Because of its non-violent approach to political agitation, Muslim Brotherhood called upon its supporters to protest peacefully against the Mubarak regime. During the protests at the famous Tahrir Square in Cairo, Muslim Brotherhood shared platforms with all Egyptians of different religious and political persuasion (including Orthodox Christians) to demand the resignation of Hosni Mubarak and open up the democratic space in Egypt. However, Muslim Brotherhood at one time encompassed a paramilitary wing and its members were accused of being involved in bombings and assassinations of political opponents— notably Egyptian Prime Minister Mahmoud an-Nukrashi Pasha.
Nonetheless, it is still important to point out that because of its opposition to violence to achieve their goals, Muslim Brotherhood has been criticized by al-Qaeda for its support for democratic elections rather than armed jihad. But the reason Muslim Brotherhood has earned respect is because it started off as a social organization that invested in education, setting up hospitals and even launching commercial enterprises in order to uplift its people economically.
The Muslim community in Kenya, marginalized for decades since independence, has a few lessons to learn from Muslim Brotherhood. Instead of always blaming successive governments for marginalizing and neglecting the community, Muslims in Kenya should embark on self-driven socio-economic activities that would uplift them economically.
And to set these activities rolling, Muslims in Kenya don’t have to wait for the government to step in— all they have to do is borrow a leaf from Muslim Brotherhood and start raising contributions from the community itself and other well-wishers to set up schools, universities, hospitals and commercial enterprises.
When I look around, the biggest challenges that many Muslims in Kenya face have to do with economic deprivation, not political marginalization as some people have tended to insist. Hence, if Muslims organize themselves into well-structured and acceptable economic entities, they will earn the respect of the rest of Kenyans and become a formidable political force to reckon with just the way Muslim Brotherhood had become in Egypt.
It is important to reiterate that the Brotherhood in Egypt is financed by contributions from its members and by the time it started seeking a stake in Egypt’s politics, millions of Egyptians, both Muslim and non-Muslim, could identify with Muslim Brotherhood because of its self-sustaining socio-economic programmes that benefit millions of Egyptians without discrimination.
The new constitution provides Kenyan Muslims with immense opportunities to empower themselves economically and get out of the state of marginalization. I have in mind Article 56 of the constitution, which provides that the State shall put in place affirmative action programmes designed to ensure that minorities and marginalized groups participate and are represented in governance and other spheres of life and are provided special opportunities in educational and economic fields among other things.
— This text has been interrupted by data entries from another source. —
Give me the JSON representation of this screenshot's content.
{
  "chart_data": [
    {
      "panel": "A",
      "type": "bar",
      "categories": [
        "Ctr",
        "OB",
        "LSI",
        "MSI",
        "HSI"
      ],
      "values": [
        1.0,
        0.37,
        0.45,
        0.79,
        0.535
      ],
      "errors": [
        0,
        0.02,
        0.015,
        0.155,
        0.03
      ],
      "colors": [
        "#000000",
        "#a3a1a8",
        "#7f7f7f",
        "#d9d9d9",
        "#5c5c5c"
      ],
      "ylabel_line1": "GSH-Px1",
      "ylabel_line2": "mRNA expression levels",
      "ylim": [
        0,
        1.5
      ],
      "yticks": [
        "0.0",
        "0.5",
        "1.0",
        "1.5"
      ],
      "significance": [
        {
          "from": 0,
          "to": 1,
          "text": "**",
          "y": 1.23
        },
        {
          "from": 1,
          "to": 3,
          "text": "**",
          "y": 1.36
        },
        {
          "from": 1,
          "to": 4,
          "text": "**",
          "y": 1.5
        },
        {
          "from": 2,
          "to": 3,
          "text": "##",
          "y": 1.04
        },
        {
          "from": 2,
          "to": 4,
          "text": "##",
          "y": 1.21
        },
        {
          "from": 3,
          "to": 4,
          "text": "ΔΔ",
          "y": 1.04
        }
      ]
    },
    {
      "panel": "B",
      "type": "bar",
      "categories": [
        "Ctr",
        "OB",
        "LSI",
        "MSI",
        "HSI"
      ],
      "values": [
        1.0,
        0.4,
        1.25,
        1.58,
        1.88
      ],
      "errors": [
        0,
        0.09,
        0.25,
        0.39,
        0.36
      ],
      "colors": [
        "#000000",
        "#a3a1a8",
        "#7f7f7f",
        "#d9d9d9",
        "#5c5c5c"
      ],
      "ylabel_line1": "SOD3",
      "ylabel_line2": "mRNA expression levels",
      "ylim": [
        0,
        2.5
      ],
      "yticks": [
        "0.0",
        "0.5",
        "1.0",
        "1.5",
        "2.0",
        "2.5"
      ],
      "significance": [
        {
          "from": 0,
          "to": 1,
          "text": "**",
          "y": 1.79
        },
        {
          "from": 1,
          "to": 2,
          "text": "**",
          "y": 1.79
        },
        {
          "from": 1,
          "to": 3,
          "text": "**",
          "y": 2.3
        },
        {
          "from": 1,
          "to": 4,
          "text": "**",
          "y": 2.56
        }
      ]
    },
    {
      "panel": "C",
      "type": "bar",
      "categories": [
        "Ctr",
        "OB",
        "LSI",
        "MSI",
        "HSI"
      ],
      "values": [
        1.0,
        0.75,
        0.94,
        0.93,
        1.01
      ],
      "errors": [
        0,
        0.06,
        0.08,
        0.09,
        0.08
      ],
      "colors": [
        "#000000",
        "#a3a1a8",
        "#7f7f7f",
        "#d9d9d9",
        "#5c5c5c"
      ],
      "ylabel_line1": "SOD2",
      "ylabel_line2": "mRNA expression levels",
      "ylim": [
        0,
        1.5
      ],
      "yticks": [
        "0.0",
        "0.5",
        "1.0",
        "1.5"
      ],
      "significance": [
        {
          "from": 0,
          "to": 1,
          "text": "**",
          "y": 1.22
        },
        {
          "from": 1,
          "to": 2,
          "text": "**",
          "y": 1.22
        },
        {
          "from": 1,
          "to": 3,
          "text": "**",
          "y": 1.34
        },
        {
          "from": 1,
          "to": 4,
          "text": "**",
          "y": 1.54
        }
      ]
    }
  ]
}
From my experience with the Muslim community, I have come to realize that Muslims face the same socio-economic challenges like any other minority or marginalized Kenyans, and if the community organizes itself appropriately, it can do a lot for its people.
To solve their problems, Muslims, like other minority and marginalized communities in Kenya, do not necessarily have to mobilize themselves into a special political entity— all that is needed is a focused, innovative, and right-thinking leadership that would pursue socio-economic programmes that uplift the community from poverty and deprivation. As already pointed out, the Muslim Brotherhood in Egypt has uplifted its people by engaging in serious socio-economic activities than engaging in abrasive politics.